Free food is a critical support for hungry people. But there is a stigma attached to accepting it, and it can be a deeply demoralizing experience to stand in long lines and receive a bag of food you don’t like or can’t eat. During COVID-19, we’ve witnessed heroic efforts by food banks and pantries to increase their services. Food banks originally created drive-thrus to overcome the stigma of free food, but now, even more have added this feature to facilitate contactless service.
Northern Illinois Food Bank (NIFB) partnered with IDEO to improve their My Pantry Express program, a digital food pantry service that refers to their customers as “neighbors.” The program offers their neighbors a choice of what food they receive. Typically, food banks determine their success based on pounds of food or “meals” distributed, but NIFB wanted to use more human-centered metrics to determine if their service offers food that people actually want and will eat. The team discovered that offering choice in food selection, even in a limited way, created higher neighbor satisfaction and more referrals—94 percent said they would recommend the program to a friend.
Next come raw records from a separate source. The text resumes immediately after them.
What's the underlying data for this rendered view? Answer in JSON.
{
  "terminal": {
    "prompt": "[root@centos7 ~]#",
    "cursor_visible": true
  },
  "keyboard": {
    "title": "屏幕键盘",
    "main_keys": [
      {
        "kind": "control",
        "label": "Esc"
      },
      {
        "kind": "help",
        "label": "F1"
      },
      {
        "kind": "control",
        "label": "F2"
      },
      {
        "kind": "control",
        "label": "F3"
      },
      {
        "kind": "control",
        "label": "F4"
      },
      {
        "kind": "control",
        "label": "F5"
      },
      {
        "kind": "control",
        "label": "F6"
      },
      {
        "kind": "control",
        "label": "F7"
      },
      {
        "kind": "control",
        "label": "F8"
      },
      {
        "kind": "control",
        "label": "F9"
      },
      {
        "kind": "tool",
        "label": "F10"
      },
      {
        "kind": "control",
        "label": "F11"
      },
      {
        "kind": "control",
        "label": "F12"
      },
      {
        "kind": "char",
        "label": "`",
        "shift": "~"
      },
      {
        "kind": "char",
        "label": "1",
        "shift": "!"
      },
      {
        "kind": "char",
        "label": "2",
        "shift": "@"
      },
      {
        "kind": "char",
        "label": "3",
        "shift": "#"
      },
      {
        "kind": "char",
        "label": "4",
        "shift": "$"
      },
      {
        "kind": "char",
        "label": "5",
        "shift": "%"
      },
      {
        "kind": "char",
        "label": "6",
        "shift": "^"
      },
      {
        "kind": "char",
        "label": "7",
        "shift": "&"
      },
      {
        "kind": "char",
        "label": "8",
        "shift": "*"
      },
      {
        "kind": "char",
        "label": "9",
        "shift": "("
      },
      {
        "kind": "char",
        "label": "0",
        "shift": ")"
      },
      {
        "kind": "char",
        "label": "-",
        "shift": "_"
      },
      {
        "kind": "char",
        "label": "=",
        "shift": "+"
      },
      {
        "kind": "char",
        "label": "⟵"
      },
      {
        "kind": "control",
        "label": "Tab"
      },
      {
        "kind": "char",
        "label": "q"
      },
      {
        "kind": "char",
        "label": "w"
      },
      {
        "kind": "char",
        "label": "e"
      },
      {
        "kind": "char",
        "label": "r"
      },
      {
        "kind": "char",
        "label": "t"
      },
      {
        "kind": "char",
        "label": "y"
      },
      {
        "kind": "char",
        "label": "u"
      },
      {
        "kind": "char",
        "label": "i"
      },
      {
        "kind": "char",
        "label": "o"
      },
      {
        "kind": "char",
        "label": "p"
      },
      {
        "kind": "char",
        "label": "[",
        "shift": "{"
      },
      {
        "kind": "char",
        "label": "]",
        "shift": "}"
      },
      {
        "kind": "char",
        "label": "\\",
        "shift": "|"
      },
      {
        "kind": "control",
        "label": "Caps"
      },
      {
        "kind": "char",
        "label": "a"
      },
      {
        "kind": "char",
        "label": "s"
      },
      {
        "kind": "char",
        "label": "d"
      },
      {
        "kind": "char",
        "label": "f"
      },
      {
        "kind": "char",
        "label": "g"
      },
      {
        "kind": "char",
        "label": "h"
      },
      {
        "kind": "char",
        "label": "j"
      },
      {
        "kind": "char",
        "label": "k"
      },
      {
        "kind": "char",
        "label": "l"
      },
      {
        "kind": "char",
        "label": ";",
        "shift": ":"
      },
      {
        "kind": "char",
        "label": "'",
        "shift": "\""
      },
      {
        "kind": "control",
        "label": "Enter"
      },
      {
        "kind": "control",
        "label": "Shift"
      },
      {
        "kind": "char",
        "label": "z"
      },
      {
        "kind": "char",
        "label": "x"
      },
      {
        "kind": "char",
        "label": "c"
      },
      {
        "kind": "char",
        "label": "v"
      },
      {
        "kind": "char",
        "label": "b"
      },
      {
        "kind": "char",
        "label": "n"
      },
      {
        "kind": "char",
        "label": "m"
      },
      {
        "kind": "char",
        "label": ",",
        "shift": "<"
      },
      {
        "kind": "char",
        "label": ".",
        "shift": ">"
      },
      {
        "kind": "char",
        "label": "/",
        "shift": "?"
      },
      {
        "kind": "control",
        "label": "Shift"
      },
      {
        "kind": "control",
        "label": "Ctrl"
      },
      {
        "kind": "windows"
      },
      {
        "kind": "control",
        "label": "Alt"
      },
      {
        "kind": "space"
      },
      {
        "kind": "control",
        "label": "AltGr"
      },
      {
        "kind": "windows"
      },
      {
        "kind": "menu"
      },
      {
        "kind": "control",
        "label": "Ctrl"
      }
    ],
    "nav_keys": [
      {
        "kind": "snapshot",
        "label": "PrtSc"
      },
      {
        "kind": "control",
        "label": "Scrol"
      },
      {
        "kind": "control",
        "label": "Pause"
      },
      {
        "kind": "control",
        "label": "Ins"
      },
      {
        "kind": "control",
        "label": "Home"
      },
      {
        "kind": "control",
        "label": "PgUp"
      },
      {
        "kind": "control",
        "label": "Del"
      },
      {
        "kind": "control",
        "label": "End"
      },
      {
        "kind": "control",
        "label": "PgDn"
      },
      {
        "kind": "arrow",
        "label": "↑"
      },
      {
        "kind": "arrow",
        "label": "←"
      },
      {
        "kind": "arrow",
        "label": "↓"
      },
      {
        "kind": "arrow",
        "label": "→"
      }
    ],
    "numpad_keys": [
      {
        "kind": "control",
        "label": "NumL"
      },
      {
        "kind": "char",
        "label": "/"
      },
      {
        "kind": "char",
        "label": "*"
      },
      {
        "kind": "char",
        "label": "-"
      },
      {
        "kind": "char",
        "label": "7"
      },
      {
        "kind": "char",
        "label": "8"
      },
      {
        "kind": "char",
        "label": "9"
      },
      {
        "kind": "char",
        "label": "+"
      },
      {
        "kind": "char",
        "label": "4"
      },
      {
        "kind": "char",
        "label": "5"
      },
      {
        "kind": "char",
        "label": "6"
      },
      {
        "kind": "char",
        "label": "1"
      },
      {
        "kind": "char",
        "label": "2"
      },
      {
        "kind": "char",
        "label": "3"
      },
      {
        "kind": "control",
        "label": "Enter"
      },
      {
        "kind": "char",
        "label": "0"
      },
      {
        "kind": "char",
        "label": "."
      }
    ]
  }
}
We can use design to identify what people value most, then use these findings to improve services, meet more people’s needs, and in this instance, get more nutritious food into more hands and homes.
Given the number of cracks the pandemic has revealed in many of our national and global systems, it can be hard to know where to begin reimagining better solutions. But food is fundamental—and improving the food system is achievable. As we look to the coming year and the post-pandemic recovery period, let’s ask ourselves:
By prioritizing people’s needs and developing human-centered innovations for business, nutrition, and food access, we can move leaps and bounds toward more food security and access and health for all.